Verfolgt man die Reaktionen der amerikanischen und der deutschen Regierung auf den gescheiterten Putsch in der Türkei, kann es kaum Zweifel geben, dass sie die Putschisten politisch unterstützt und auf ihren Erfolg gesetzt haben.
Sowohl Washington wie Berlin ließen sich viel Zeit, bis sie den Putsch in knappen Worten verurteilten. Sie äußerten sich erst eindeutig, als sich das Scheitern der Putschisten abzeichnete.
Als erster hatte sich in der Putschnacht um 23 Uhr der amerikanische Außenminister John Kerry aus Moskau zu Wort gemeldet. Zu diesem Zeitpunkt sah es noch so aus, als könnte der Putsch Erfolg haben, und Kerry vermied es sorgfältig, sich festzulegen. Er rief lediglich allgemein zur „Stabilität und Kontinuität in der Türkei“ auf. Erst nachdem Erdogan die Bevölkerung eine halbe Stunde später über FaceTime zum Widerstand aufgerufen hatte und sich die Lage zu wenden begann, sprachen sich Kerry und Präsident Obama für die Unterstützung der „demokratisch gewählten Regierung der Türkei“ aus.

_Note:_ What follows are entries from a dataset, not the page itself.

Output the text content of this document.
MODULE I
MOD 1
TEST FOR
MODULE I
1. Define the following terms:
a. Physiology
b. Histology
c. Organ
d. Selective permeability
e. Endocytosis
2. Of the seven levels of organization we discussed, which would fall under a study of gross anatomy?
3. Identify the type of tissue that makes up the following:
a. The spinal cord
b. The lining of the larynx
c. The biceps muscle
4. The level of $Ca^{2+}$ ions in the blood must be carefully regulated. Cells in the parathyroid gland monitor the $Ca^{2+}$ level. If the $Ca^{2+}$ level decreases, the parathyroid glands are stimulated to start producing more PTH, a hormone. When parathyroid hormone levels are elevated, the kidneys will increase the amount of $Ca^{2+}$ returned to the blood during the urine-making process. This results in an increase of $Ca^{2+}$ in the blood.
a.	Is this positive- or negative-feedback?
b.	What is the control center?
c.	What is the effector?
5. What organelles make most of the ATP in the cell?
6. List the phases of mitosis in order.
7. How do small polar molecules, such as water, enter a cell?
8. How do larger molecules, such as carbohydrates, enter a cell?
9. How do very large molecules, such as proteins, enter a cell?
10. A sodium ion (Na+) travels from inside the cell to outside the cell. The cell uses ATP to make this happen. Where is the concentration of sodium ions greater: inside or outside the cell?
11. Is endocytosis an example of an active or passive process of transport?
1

Die deutsche Regierung ließ sich noch mehr Zeit. Erst Samstag früh um Eins rief Regierungssprecher Steffen Seibert in einer kurzen Twittermeldung zur Respektierung der demokratischen Ordnung und zum Schutz von Menschenleben auf. Am Samstagvormittag meldete sich dann Außenminister Steinmeier zu Wort und verurteilte „alle Versuche, die demokratische Grundordnung der Türkei mit Gewalt zu verändern“. Am Nachmittag verurteilte auch Bundeskanzlerin Angela Merkel in einem kurzen Pressestatement den Putschversuch.
Man hätte erwarten können, dass ein bewaffneter Umsturzversuch aus den Reihen der zweitgrößten Nato-Armee, mit der sowohl die amerikanischen wie die deutschen Streitkräfte in der Kommandostruktur des Militärbündnisses und in zahlreichen Kriegseinsätzen täglich zusammenarbeiten, eine Flut von Verurteilungen, Kommentaren und Debatten auslösen würde. Doch nichts dergleichen geschah.

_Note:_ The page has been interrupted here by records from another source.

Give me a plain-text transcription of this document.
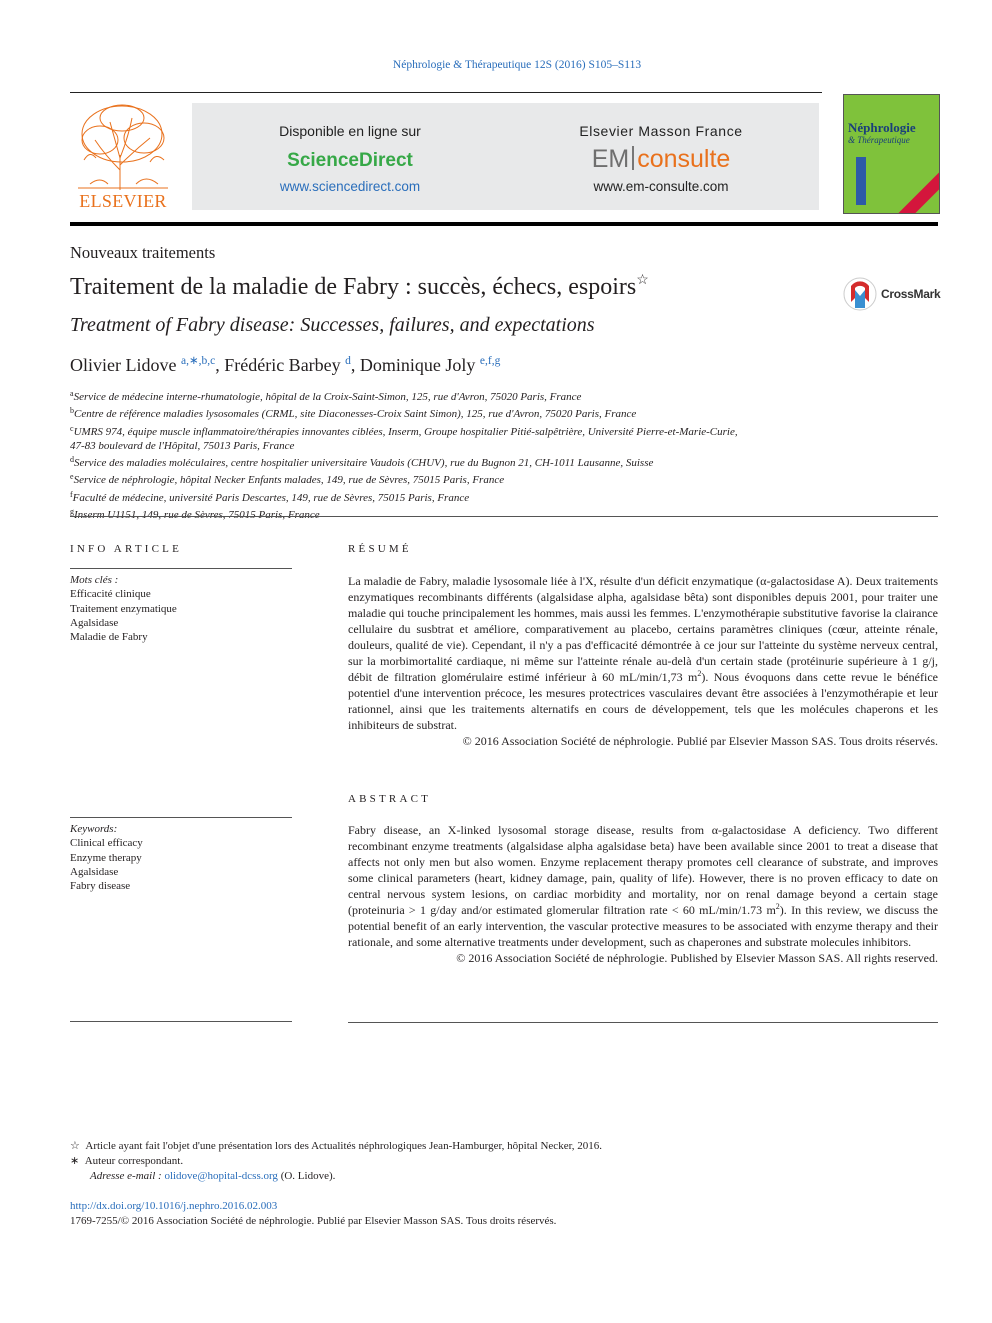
Néphrologie & Thérapeutique 12S (2016) S105–S113
ELSEVIER
Disponible en ligne sur
ScienceDirect
www.sciencedirect.com
Elsevier Masson France
EM consulte
www.em-consulte.com
Néphrologie
& Thérapeutique
Nouveaux traitements
Traitement de la maladie de Fabry : succès, échecs, espoirs☆
CrossMark
Treatment of Fabry disease: Successes, failures, and expectations
Olivier Lidove $^{a,∗,b,c}$, Frédéric Barbey $^d$, Dominique Joly $^{e,f,g}$
$^a$Service de médecine interne-rhumatologie, hôpital de la Croix-Saint-Simon, 125, rue d'Avron, 75020 Paris, France
$^b$Centre de référence maladies lysosomales (CRML, site Diaconesses-Croix Saint Simon), 125, rue d'Avron, 75020 Paris, France
$^c$UMRS 974, équipe muscle inflammatoire/thérapies innovantes ciblées, Inserm, Groupe hospitalier Pitié-salpêtrière, Université Pierre-et-Marie-Curie,
47-83 boulevard de l'Hôpital, 75013 Paris, France
$^d$Service des maladies moléculaires, centre hospitalier universitaire Vaudois (CHUV), rue du Bugnon 21, CH-1011 Lausanne, Suisse
$^e$Service de néphrologie, hôpital Necker Enfants malades, 149, rue de Sèvres, 75015 Paris, France
$^f$Faculté de médecine, université Paris Descartes, 149, rue de Sèvres, 75015 Paris, France
$^g$
INFO ARTICLE
Mots clés :
Efficacité clinique
Traitement enzymatique
Agalsidase
Maladie de Fabry
Keywords:
Clinical efficacy
Enzyme therapy
Agalsidase
Fabry disease
RÉSUMÉ

La maladie de Fabry, maladie lysosomale liée à l'X, résulte d'un déficit enzymatique (α-galactosidase A). Deux traitements enzymatiques recombinants différents (algalsidase alpha, agalsidase bêta) sont disponibles depuis 2001, pour traiter une maladie qui touche principalement les hommes, mais aussi les femmes. L'enzymothérapie substitutive favorise la clairance cellulaire du susbtrat et améliore, comparativement au placebo, certains paramètres cliniques (cœur, atteinte rénale, douleurs, qualité de vie). Cependant, il n'y a pas d'efficacité démontrée à ce jour sur l'atteinte du système nerveux central, sur la morbimortalité cardiaque, ni même sur l'atteinte rénale au-delà d'un certain stade (protéinurie supérieure à 1 g/j, débit de filtration glomérulaire estimé inférieur à 60 mL/min/1,73 $m^2$). Nous évoquons dans cette revue le bénéfice potentiel d'une intervention précoce, les mesures protectrices vasculaires devant être associées à l'enzymothérapie et leur rationnel, ainsi que les traitements alternatifs en cours de développement, tels que les molécules chaperons et les inhibiteurs de substrat.

© 2016 Association Société de néphrologie. Publié par Elsevier Masson SAS. Tous droits réservés.

ABSTRACT

Fabry disease, an X-linked lysosomal storage disease, results from α-galactosidase A deficiency. Two different recombinant enzyme treatments (algalsidase alpha agalsidase beta) have been available since 2001 to treat a disease that affects not only men but also women. Enzyme replacement therapy promotes cell clearance of substrate, and improves some clinical parameters (heart, kidney damage, pain, quality of life). However, there is no proven efficacy to date on central nervous system lesions, on cardiac morbidity and mortality, nor on renal damage beyond a certain stage (proteinuria > 1 g/day and/or estimated glomerular filtration rate < 60 mL/min/1.73 $m^2$). In this review, we discuss the potential benefit of an early intervention, the vascular protective measures to be associated with enzyme therapy and their rationale, and some alternative treatments under development, such as chaperones and substrate molecules inhibitors.

© 2016 Association Société de néphrologie. Published by Elsevier Masson SAS. All rights reserved.

☆ Article ayant fait l'objet d'une présentation lors des Actualités néphrologiques Jean-Hamburger, hôpital Necker, 2016.
∗ Auteur correspondant.
Adresse e-mail : olidove@hopital-dcss.org (O. Lidove).
http://dx.doi.org/10.1016/j.nephro.2016.02.003
1769-7255/© 2016 Association Société de néphrologie. Publié par Elsevier Masson SAS. Tous droits réservés.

Nach den kurzen Statements, die pro forma die Demokratie verteidigten, richtet sich die Kritik deutscher und amerikanischer Politiker und Medien fast ausschließlich gegen den Mann, auf den der Putschversuch zielte, den türkischen Präsidenten Recep Tayyip Erdogan. Sie sind offensichtlich empört darüber, dass Erdogan den Staats- und Militärapparat nun von ihren Agenten säubert und den gescheiterten Putsch nutzt, um gegen innenpolitische Gegner vorzugehen und seine rechten, muslimischen Anhänger zu stärken.

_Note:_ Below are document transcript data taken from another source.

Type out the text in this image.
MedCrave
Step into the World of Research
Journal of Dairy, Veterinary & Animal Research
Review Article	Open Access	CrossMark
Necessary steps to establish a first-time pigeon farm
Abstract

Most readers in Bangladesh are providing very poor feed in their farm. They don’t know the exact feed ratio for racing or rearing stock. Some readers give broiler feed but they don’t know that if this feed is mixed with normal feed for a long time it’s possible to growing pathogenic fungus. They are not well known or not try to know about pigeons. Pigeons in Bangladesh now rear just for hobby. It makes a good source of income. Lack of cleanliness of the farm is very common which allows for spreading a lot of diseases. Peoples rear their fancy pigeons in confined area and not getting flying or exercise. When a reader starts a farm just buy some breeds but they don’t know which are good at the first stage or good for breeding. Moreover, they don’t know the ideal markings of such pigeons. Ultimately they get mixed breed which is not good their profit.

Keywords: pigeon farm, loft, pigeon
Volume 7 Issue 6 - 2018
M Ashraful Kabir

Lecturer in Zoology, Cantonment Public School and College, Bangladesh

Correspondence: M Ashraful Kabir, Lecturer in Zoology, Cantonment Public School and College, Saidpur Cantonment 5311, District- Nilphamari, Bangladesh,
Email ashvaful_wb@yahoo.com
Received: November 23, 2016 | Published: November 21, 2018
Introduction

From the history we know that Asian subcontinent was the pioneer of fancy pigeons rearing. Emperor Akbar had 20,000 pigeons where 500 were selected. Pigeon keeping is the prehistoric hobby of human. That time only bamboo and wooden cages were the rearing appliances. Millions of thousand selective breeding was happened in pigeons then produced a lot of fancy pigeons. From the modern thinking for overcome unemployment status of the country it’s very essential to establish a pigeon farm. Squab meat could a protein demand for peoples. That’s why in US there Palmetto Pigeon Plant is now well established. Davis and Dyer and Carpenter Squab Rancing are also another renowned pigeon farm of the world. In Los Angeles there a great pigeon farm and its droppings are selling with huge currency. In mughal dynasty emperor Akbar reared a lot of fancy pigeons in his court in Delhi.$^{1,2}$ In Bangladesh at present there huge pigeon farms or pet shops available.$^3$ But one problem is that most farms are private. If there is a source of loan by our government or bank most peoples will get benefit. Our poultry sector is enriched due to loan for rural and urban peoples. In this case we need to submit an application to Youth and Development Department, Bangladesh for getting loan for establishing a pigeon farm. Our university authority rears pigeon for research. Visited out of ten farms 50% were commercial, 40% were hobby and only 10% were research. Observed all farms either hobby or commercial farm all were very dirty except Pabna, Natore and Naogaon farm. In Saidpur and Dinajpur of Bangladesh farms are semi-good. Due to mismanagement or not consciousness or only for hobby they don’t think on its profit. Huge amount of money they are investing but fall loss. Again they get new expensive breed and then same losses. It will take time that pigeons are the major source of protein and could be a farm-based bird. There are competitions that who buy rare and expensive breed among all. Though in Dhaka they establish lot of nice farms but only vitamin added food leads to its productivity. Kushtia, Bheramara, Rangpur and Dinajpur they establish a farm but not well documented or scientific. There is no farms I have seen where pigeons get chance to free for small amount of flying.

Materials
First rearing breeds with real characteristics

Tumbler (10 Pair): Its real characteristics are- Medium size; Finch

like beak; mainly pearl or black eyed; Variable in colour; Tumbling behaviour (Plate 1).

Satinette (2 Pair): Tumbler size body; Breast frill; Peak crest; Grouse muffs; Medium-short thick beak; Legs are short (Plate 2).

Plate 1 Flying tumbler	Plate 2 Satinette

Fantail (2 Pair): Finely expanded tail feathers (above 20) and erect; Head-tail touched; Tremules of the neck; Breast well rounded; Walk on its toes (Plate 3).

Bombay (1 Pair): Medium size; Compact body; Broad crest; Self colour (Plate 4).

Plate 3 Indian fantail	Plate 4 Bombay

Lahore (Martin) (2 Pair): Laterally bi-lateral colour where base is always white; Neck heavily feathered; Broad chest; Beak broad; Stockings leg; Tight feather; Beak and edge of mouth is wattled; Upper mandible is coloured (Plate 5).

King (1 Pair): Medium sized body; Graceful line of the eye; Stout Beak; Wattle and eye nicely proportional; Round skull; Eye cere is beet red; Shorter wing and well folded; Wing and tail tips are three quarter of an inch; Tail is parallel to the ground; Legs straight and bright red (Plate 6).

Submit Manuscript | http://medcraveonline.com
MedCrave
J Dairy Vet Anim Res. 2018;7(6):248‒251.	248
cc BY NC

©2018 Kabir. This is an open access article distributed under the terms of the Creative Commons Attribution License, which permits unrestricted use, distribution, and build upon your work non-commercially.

Es ist kaum denkbar, dass die türkischen Offiziere den Putsch ohne Ermutigung oder Unterstützung von amerikanischer und deutscher Seite gewagt hätten. Zwischen der Regierung von Präsident Erdogan und Washington und Berlin haben sich in jüngster Zeit zahlreiche Spannungen entwickelt – über die Kurdenfrage, den Syrienkrieg und eine Wiederannährung der Türkei an Russland. Doch die Putschisten und ihre Hintermänner hatten sich offenbar verkalkuliert. Aus Gründen, die nicht völlig klar sind, lief der Putsch schief. Vermutlich hatten sie die öffentliche Unterstützung unterschätzt, die Erdogan mobilisieren konnte.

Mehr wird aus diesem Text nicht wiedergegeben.